Como tem vivido estes acontecimentos no Barém? "O Barém também tem sido atacado. Há alguns pontos estratégicos para os iranianos, como a base americana que existe aqui e que foi atacada desde ontem. E também um edifício onde viviam alguns americanos. Ontem à noite o aeroporto também foi atacado, caiu lá uma bomba, um drone, não tenho a certeza.

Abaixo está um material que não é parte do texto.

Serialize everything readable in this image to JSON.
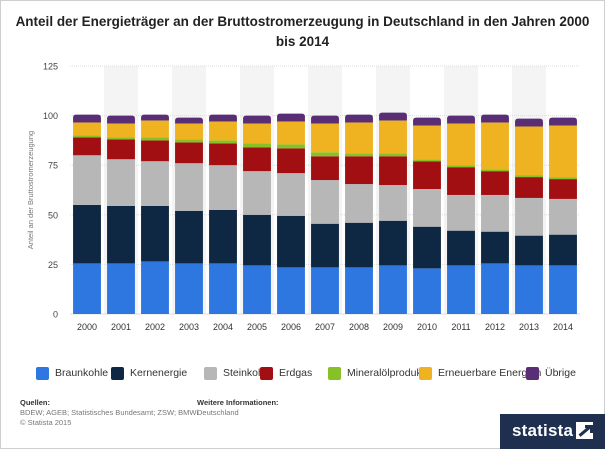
{
  "chart_data": {
    "type": "bar",
    "stacked": true,
    "title": "Anteil der Energieträger an der Bruttostromerzeugung in Deutschland in den Jahren 2000 bis 2014",
    "ylabel": "Anteil an der Bruttostromerzeugung",
    "xlabel": "",
    "ylim": [
      0,
      125
    ],
    "yticks": [
      0,
      25,
      50,
      75,
      100,
      125
    ],
    "grid": true,
    "legend_position": "bottom",
    "categories": [
      "2000",
      "2001",
      "2002",
      "2003",
      "2004",
      "2005",
      "2006",
      "2007",
      "2008",
      "2009",
      "2010",
      "2011",
      "2012",
      "2013",
      "2014"
    ],
    "series": [
      {
        "name": "Braunkohle",
        "color": "#2f77e0",
        "values": [
          25.5,
          25.5,
          26.5,
          25.5,
          25.5,
          24.5,
          23.5,
          23.5,
          23.5,
          24.5,
          23,
          24.5,
          25.5,
          24.5,
          24.5
        ]
      },
      {
        "name": "Kernenergie",
        "color": "#0e2742",
        "values": [
          29.5,
          29,
          28,
          26.5,
          27,
          25.5,
          26,
          22,
          22.5,
          22.5,
          21,
          17.5,
          16,
          15,
          15.5
        ]
      },
      {
        "name": "Steinkohle",
        "color": "#b7b7b7",
        "values": [
          25,
          23.5,
          22.5,
          24,
          22.5,
          22,
          21.5,
          22,
          19.5,
          18,
          19,
          18,
          18.5,
          19,
          18
        ]
      },
      {
        "name": "Erdgas",
        "color": "#a20f12",
        "values": [
          9,
          10,
          10.5,
          10.5,
          11,
          12,
          12.5,
          12,
          14,
          14.5,
          14,
          14,
          12,
          10.5,
          10
        ]
      },
      {
        "name": "Mineralölprodukte",
        "color": "#86c226",
        "values": [
          1,
          1,
          1.5,
          1.5,
          1.5,
          2,
          2,
          2,
          1.5,
          1.5,
          1,
          1,
          1,
          1,
          1
        ]
      },
      {
        "name": "Erneuerbare Energien",
        "color": "#efb321",
        "values": [
          6.5,
          7,
          8.5,
          8,
          9.5,
          10,
          11.5,
          14.5,
          15.5,
          16.5,
          17,
          21,
          23.5,
          24.5,
          26
        ]
      },
      {
        "name": "Übrige",
        "color": "#5a2e74",
        "values": [
          4,
          4,
          3,
          3,
          3.5,
          4,
          4,
          4,
          4,
          4,
          4,
          4,
          4,
          4,
          4
        ]
      }
    ]
  },
  "sources": {
    "heading": "Quellen:",
    "line1": "BDEW; AGEB; Statistisches Bundesamt; ZSW; BMWi",
    "line2": "© Statista 2015"
  },
  "further_info": {
    "heading": "Weitere Informationen:",
    "line1": "Deutschland"
  },
  "brand": {
    "name": "statista"
  }
}
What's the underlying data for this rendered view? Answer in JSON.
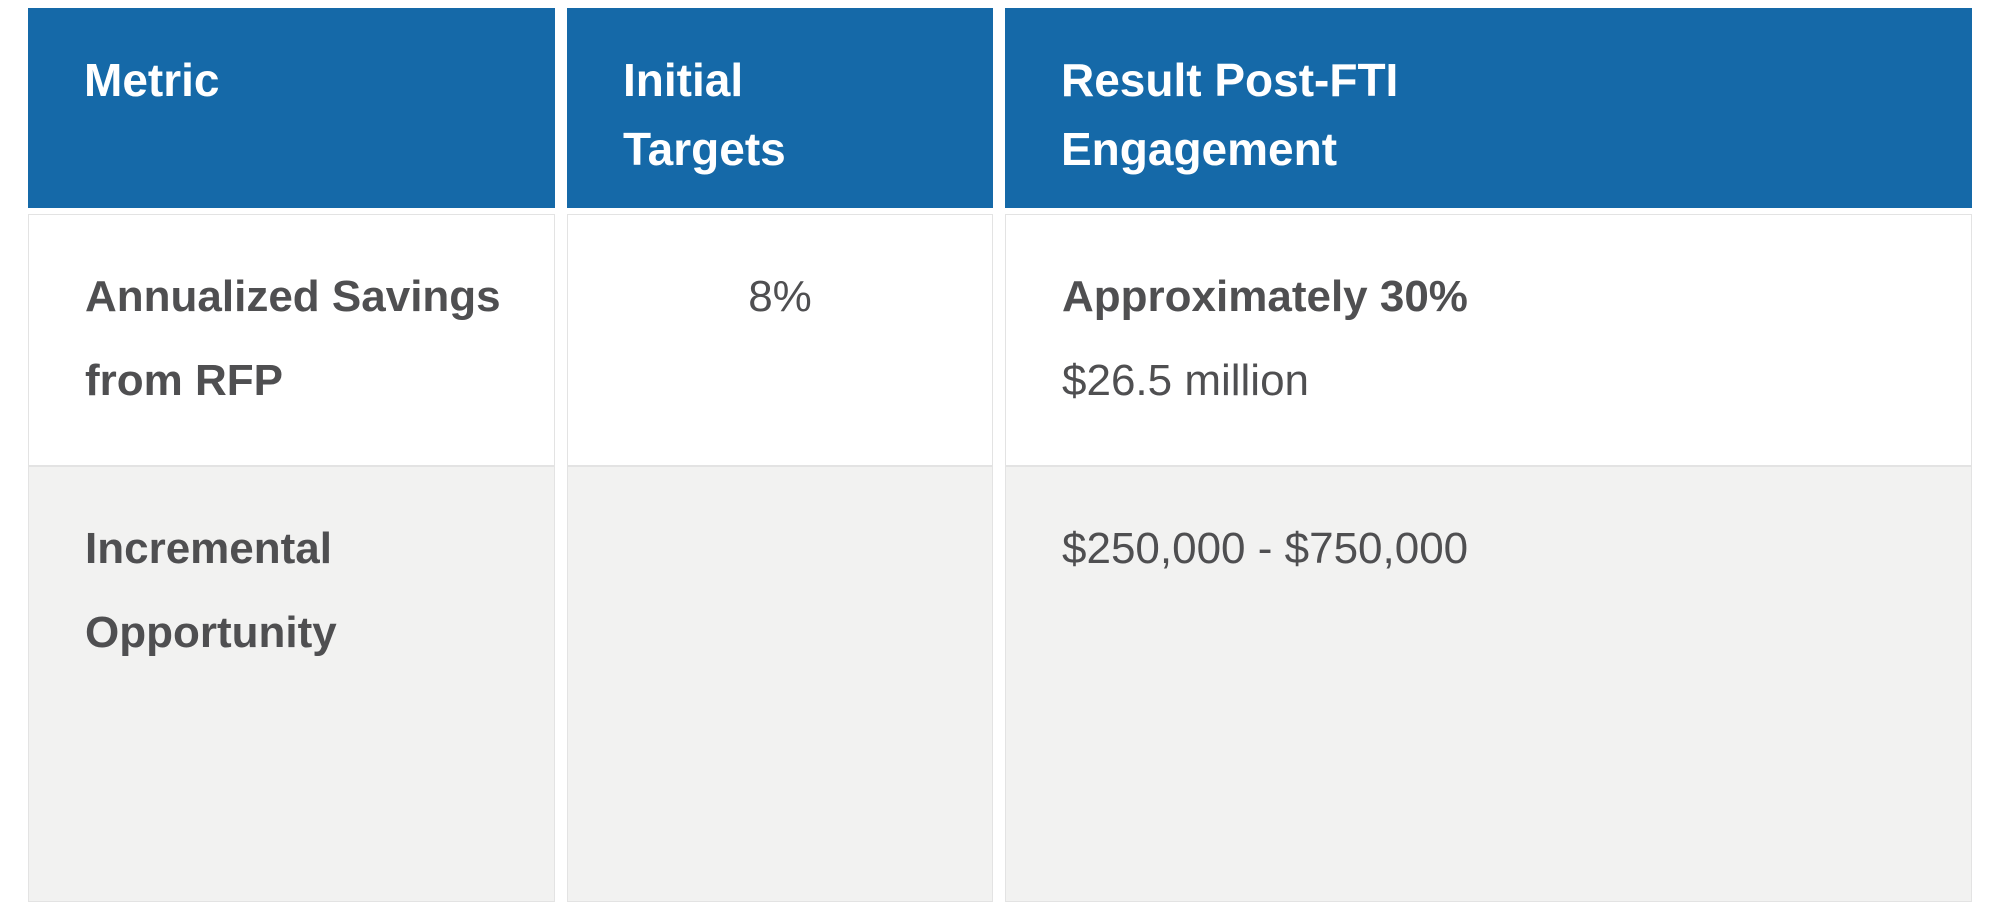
{
  "table": {
    "header": {
      "metric": "Metric",
      "initial_targets": "Initial Targets",
      "result": "Result Post-FTI Engagement"
    },
    "rows": [
      {
        "metric": "Annualized Savings from RFP",
        "initial_target": "8%",
        "result_primary": "Approximately 30%",
        "result_secondary": "$26.5 million"
      },
      {
        "metric": "Incremental Opportunity",
        "initial_target": "",
        "result_primary": "",
        "result_secondary": "$250,000 - $750,000"
      }
    ],
    "colors": {
      "header_bg": "#1569A8",
      "header_text": "#FFFFFF",
      "body_text": "#4F4F51",
      "alt_row_bg": "#F2F2F1",
      "border": "#E3E3E3"
    }
  }
}
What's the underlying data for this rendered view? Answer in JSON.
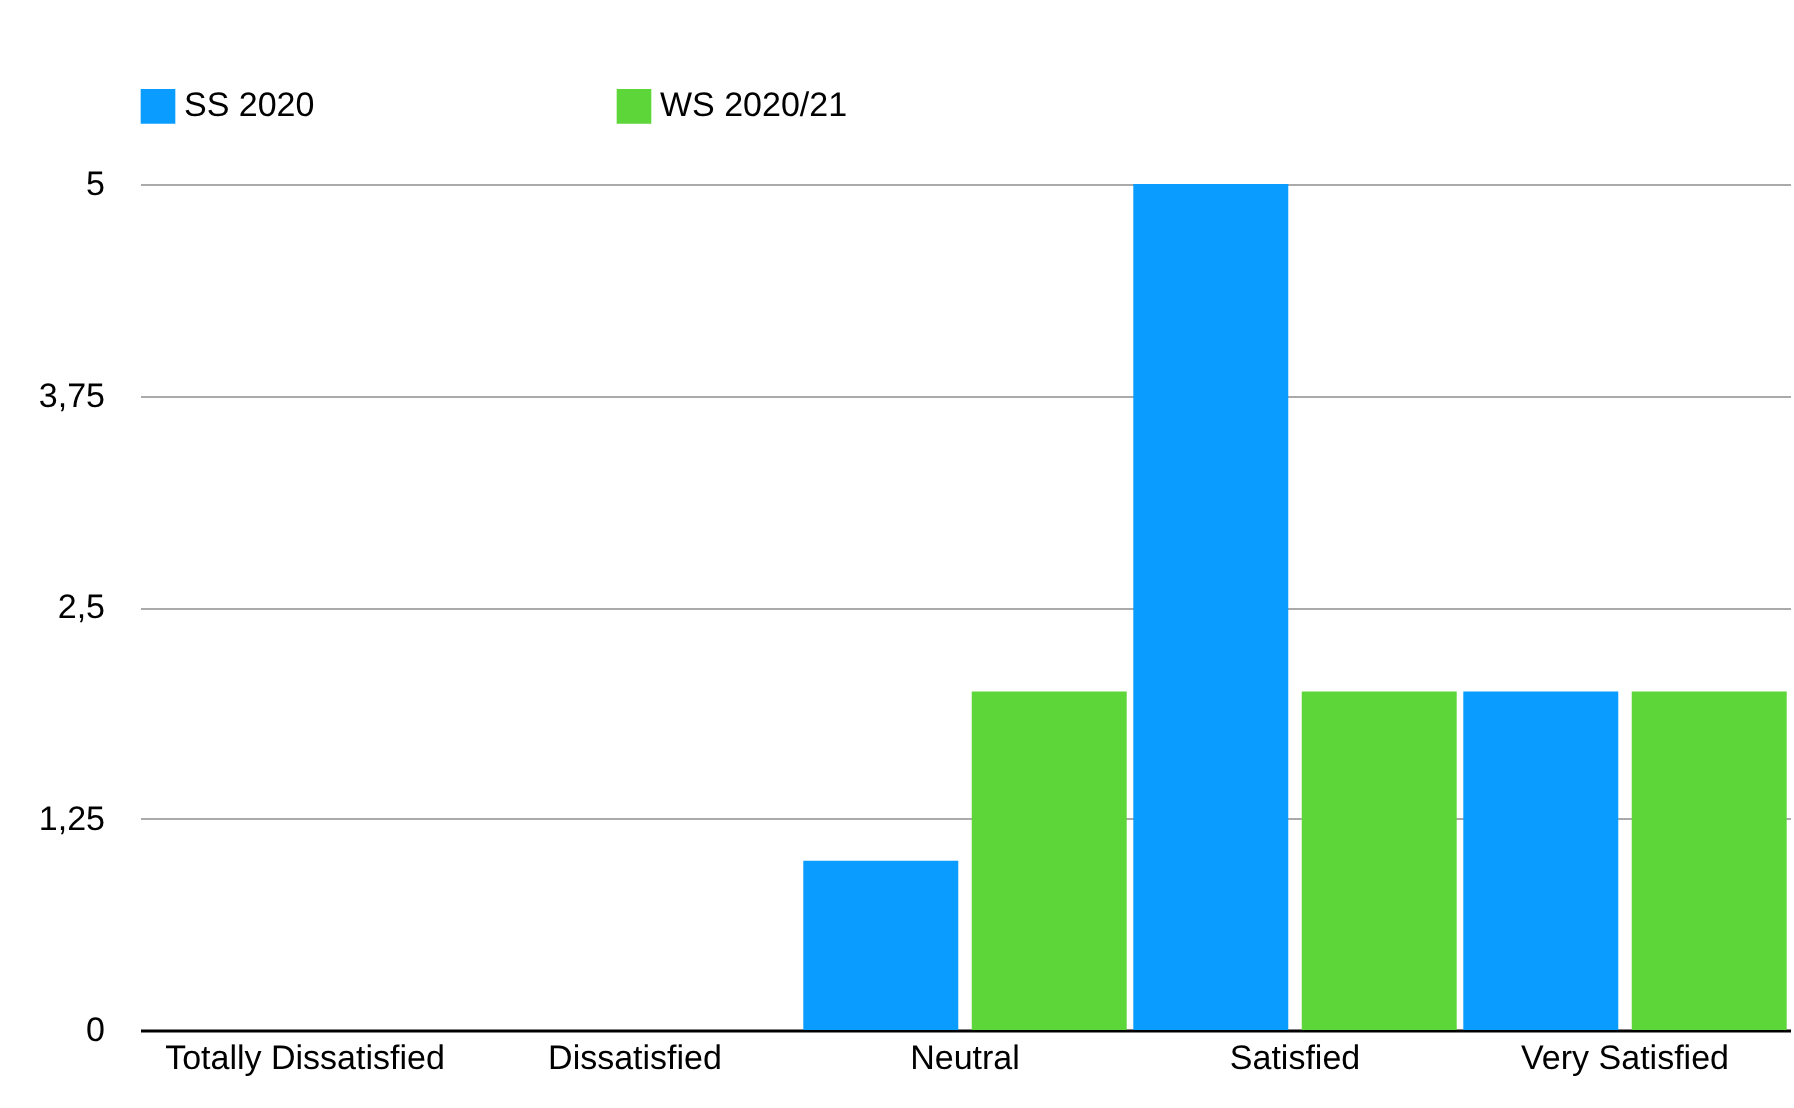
{
  "chart_data": {
    "type": "bar",
    "categories": [
      "Totally Dissatisfied",
      "Dissatisfied",
      "Neutral",
      "Satisfied",
      "Very Satisfied"
    ],
    "series": [
      {
        "name": "SS 2020",
        "color": "#0a9dff",
        "values": [
          0,
          0,
          1,
          5,
          2
        ]
      },
      {
        "name": "WS 2020/21",
        "color": "#5dd63a",
        "values": [
          0,
          0,
          2,
          2,
          2
        ]
      }
    ],
    "ylim": [
      0,
      5
    ],
    "yticks": [
      0,
      {
        "value": 1.25,
        "label": "1,25"
      },
      {
        "value": 2.5,
        "label": "2,5"
      },
      {
        "value": 3.75,
        "label": "3,75"
      },
      5
    ],
    "grid": "y",
    "legend": "top"
  }
}
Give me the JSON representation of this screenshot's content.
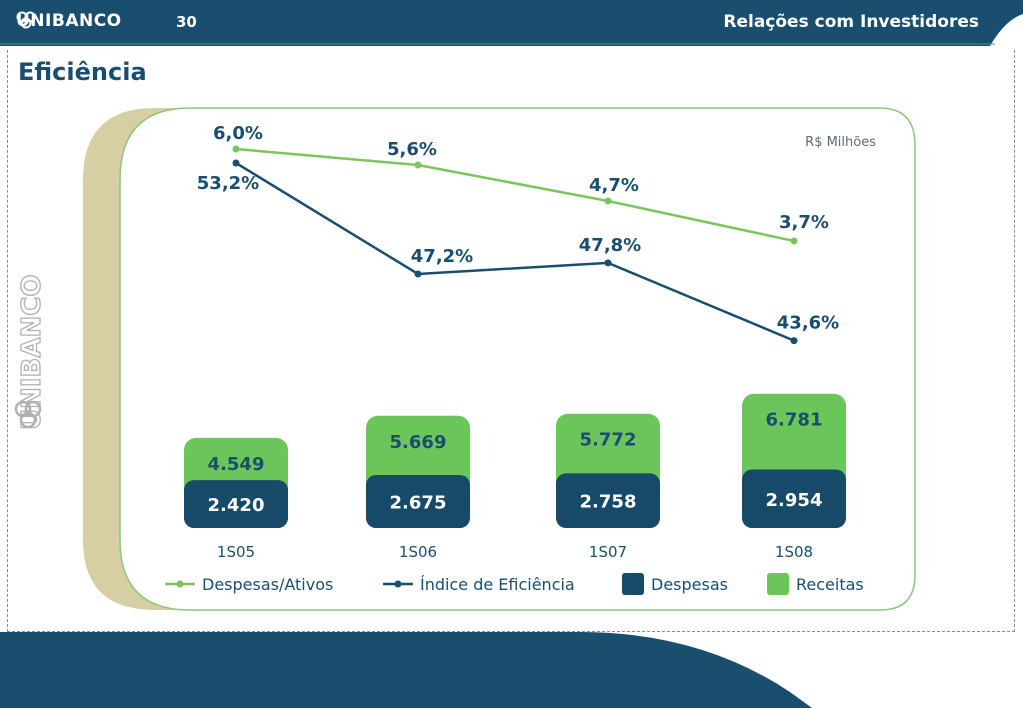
{
  "header": {
    "brand": "UNIBANCO",
    "page_number": "30",
    "section": "Relações com Investidores"
  },
  "page": {
    "title": "Eficiência"
  },
  "colors": {
    "navy": "#1a4e6e",
    "green_light": "#6cc55a",
    "green_line": "#7cc55e",
    "beige": "#d6cfa3"
  },
  "chart_data": {
    "type": "bar",
    "unit_label": "R$ Milhões",
    "categories": [
      "1S05",
      "1S06",
      "1S07",
      "1S08"
    ],
    "series": [
      {
        "name": "Despesas",
        "kind": "bar",
        "values": [
          2420,
          2675,
          2758,
          2954
        ],
        "labels": [
          "2.420",
          "2.675",
          "2.758",
          "2.954"
        ],
        "color": "#174a68"
      },
      {
        "name": "Receitas",
        "kind": "bar",
        "values": [
          4549,
          5669,
          5772,
          6781
        ],
        "labels": [
          "4.549",
          "5.669",
          "5.772",
          "6.781"
        ],
        "color": "#6cc55a"
      },
      {
        "name": "Despesas/Ativos",
        "kind": "line",
        "values": [
          6.0,
          5.6,
          4.7,
          3.7
        ],
        "labels": [
          "6,0%",
          "5,6%",
          "4,7%",
          "3,7%"
        ],
        "color": "#7cc55e"
      },
      {
        "name": "Índice de Eficiência",
        "kind": "line",
        "values": [
          53.2,
          47.2,
          47.8,
          43.6
        ],
        "labels": [
          "53,2%",
          "47,2%",
          "47,8%",
          "43,6%"
        ],
        "color": "#1a4e6e"
      }
    ],
    "legend": [
      {
        "name": "Despesas/Ativos",
        "marker": "line",
        "color": "#7cc55e"
      },
      {
        "name": "Índice de Eficiência",
        "marker": "line",
        "color": "#1a4e6e"
      },
      {
        "name": "Despesas",
        "marker": "box",
        "color": "#174a68"
      },
      {
        "name": "Receitas",
        "marker": "box",
        "color": "#6cc55a"
      }
    ],
    "legend_position": "bottom"
  }
}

Assim como um hotel na capital, que também foi atingido. Creio que também havia lá americanos ligados ao exército."
Pessoalmente, como tem reagido a esse drama? "A verdade é que estamos aqui num impasse, sem saber o que fazer. Temos contacto com a embaixada portuguesa em Riade, porque aqui não há embaixada portuguesa e a de Riade é a mais próxima. Ultimamente têm tocado sirenes e então tenho que baixar para a cave. Isto tem sido constante, são ataques rápidos, depois está algum tempo sem haver nada, mas têm sido ataques constantes, com explosões."
Momentos de grande apreensão, certamente... "Existe alguma apreensão, como é natural. Muita apreensão e alguma incerteza daquilo que temos que fazer, mas é seguir as ordens do ministério, de ficarmos resguardados e de seguirmos as instruções, quando estamos aqui neste impasse, à espera do que o governo português possa fazer. Porque não é só aqui. É aqui, é no Catar, é nos Emirados. E a verdade é que a solução que nós temos agora é ir para Arábia Saudita, por uma ponte que há aqui, que eles estão a deixar passar. O problema é que o espaço aéreo está fechada, apesar de estar aberto na Arábia Saudita. E apesar de o espaço aberto ainda estar aberto na Arábia Saudita, a maior parte dos voos estão a ser cancelados. Nós podemos meter-nos de carro e ir para a Arábia, mas depois é chegar a Riade e se calhar ficarmos lá no aeroporto porque não há voos."
No Barém o espaço aéreo está fechado, certo? "Sim, está fechado."
Portanto, está a pensar ir até Riade e depois apanhar lá um avião? "Vou aguardar, estamos a tentar ver. Vou aguardar mais uns dias, e ver se temos algumas indicações precisas da Embaixada Portuguesa, Vamos ver o que o governo vai fazer para ajudar a quem quer sair, conseguir sair. E se não tivermos, a única solução é ir para a Arábia e esperar que o espaço aéreo ainda esteja aberto daqui a dois dias e tentar encontrar um voo que nos leve para casa. Ou pelo menos para a Europa. Mas eu estou a falar consigo e já estão a tocar sirenes."
Se tocou aí a sirene, precisa de ir agora para a cave? "Sim, sim, estão a tocar, estão a tocar! Exatamente, eu vou ter que baixar agora para a cave."